Give the role it plays, it's important to understand the code and how to read it properly. Here is an overview of the four quadrants of the NFPA's Fire Diamond.

Red Quadrant

The information in the red quadrant indicates the substance's level of flammability. It is scored on a scale of 0 - 4, with 0 representing the least concern and four representing an extremely flammable substance. Water, for example, scores a 0 while gasoline scores a 3. Other considerations within this section include flash point values, which indicates at what temperature a substance can spontaneously ignite.


Blue Quadrant

This color indicates the level of health risks, also scored on a scale of 0 - 4. Ether falls in the middle, at a 2, because it can cause temporary incapacitation and residual injury. Sarin gas and carbon monoxide, on the other hand, are both on the extreme end of the scale, both scoring a 4. Exposure to these substances can cause death or serious injury within a very short period of time (learn more about Carbon Monoxide: The Silent Killer).

Yellow Quadrant

The diamond's yellow quadrant indicates the level of chemical reactivity, scored again on a scale of 0 - 4. Substances, such as helium, that do not react with water score a zero. A more reactive element like potassium, which undergoes a violent reaction when mixed with water, scores a 2. Nitro glycerin, which is capable of explosions at a normal temperature and pressure, is an example of a substance that scores a 4.

White Quadrant

This color is reserved for special codes that may be particular to a specific substance.

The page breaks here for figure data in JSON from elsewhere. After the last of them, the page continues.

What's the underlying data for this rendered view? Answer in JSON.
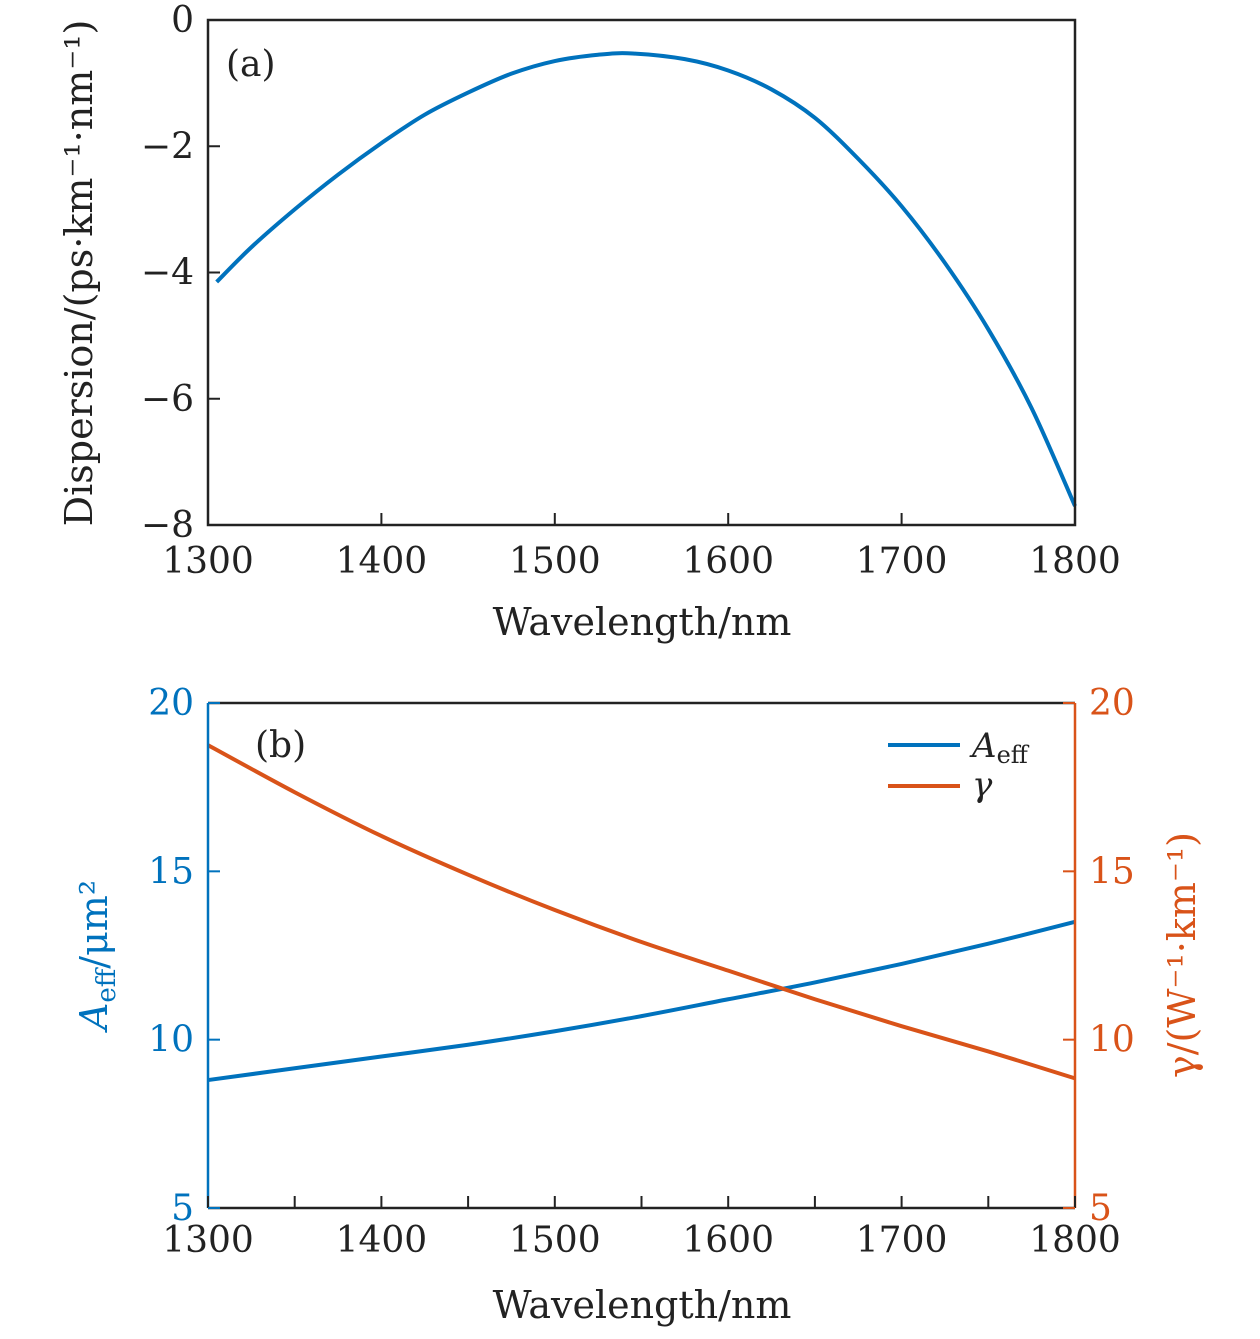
{
  "chart_data": [
    {
      "type": "line",
      "panel_label": "(a)",
      "xlabel": "Wavelength/nm",
      "ylabel": "Dispersion/(ps·km⁻¹·nm⁻¹)",
      "xlim": [
        1300,
        1800
      ],
      "ylim": [
        -8,
        0
      ],
      "xticks": [
        1300,
        1400,
        1500,
        1600,
        1700,
        1800
      ],
      "xtick_labels": [
        "1300",
        "1400",
        "1500",
        "1600",
        "1700",
        "1800"
      ],
      "yticks": [
        0,
        -2,
        -4,
        -6,
        -8
      ],
      "ytick_labels": [
        "0",
        "−2",
        "−4",
        "−6",
        "−8"
      ],
      "grid": false,
      "series": [
        {
          "color": "#0072BD",
          "x": [
            1305,
            1325,
            1350,
            1375,
            1400,
            1425,
            1450,
            1475,
            1500,
            1525,
            1545,
            1575,
            1600,
            1625,
            1650,
            1675,
            1700,
            1725,
            1750,
            1775,
            1800
          ],
          "y": [
            -4.15,
            -3.6,
            -3.0,
            -2.45,
            -1.95,
            -1.5,
            -1.15,
            -0.85,
            -0.65,
            -0.55,
            -0.53,
            -0.62,
            -0.8,
            -1.1,
            -1.55,
            -2.2,
            -2.95,
            -3.85,
            -4.9,
            -6.15,
            -7.7
          ]
        }
      ]
    },
    {
      "type": "line",
      "panel_label": "(b)",
      "xlabel": "Wavelength/nm",
      "ylabel_left": "A",
      "ylabel_left_sub": "eff",
      "ylabel_left_tail": "/μm²",
      "ylabel_right": "γ/(W⁻¹·km⁻¹)",
      "left_color": "#0072BD",
      "right_color": "#D95319",
      "xlim": [
        1300,
        1800
      ],
      "ylim_left": [
        5,
        20
      ],
      "ylim_right": [
        5,
        20
      ],
      "xticks": [
        1300,
        1400,
        1500,
        1600,
        1700,
        1800
      ],
      "xtick_labels": [
        "1300",
        "1400",
        "1500",
        "1600",
        "1700",
        "1800"
      ],
      "yticks_left": [
        5,
        10,
        15,
        20
      ],
      "ytick_labels_left": [
        "5",
        "10",
        "15",
        "20"
      ],
      "yticks_right": [
        5,
        10,
        15,
        20
      ],
      "ytick_labels_right": [
        "5",
        "10",
        "15",
        "20"
      ],
      "legend_position": "top-right",
      "grid": false,
      "series": [
        {
          "legend_main": "A",
          "legend_sub": "eff",
          "color": "#0072BD",
          "axis": "left",
          "x": [
            1300,
            1350,
            1400,
            1450,
            1500,
            1550,
            1600,
            1650,
            1700,
            1750,
            1800
          ],
          "y": [
            8.8,
            9.15,
            9.5,
            9.85,
            10.25,
            10.7,
            11.2,
            11.7,
            12.25,
            12.85,
            13.5
          ]
        },
        {
          "legend_main": "γ",
          "legend_sub": "",
          "color": "#D95319",
          "axis": "right",
          "x": [
            1300,
            1350,
            1400,
            1450,
            1500,
            1550,
            1600,
            1650,
            1700,
            1750,
            1800
          ],
          "y": [
            18.75,
            17.35,
            16.05,
            14.9,
            13.85,
            12.9,
            12.05,
            11.2,
            10.4,
            9.65,
            8.85
          ]
        }
      ]
    }
  ]
}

These codes range between different jurisdictions, but, generally, may be classified by the following acronyms:

COR, ACID, ALK: Strong Acid or Base

These tags are usually supplemented by a larger identifying tag like a radioactive or biohazard sign, and is often clearly marked.

Summary

It's never a good idea to assume that a material will be clearly marked, so it's important to become familiar with the NFPA's Fire Diamond and each of its quadrants. Know what the dangerous goods are in your workplace and make sure employees have the right qualifications before handling them. Crack the code of the Fire Diamond's four colors and you will always see green when it comes to safety.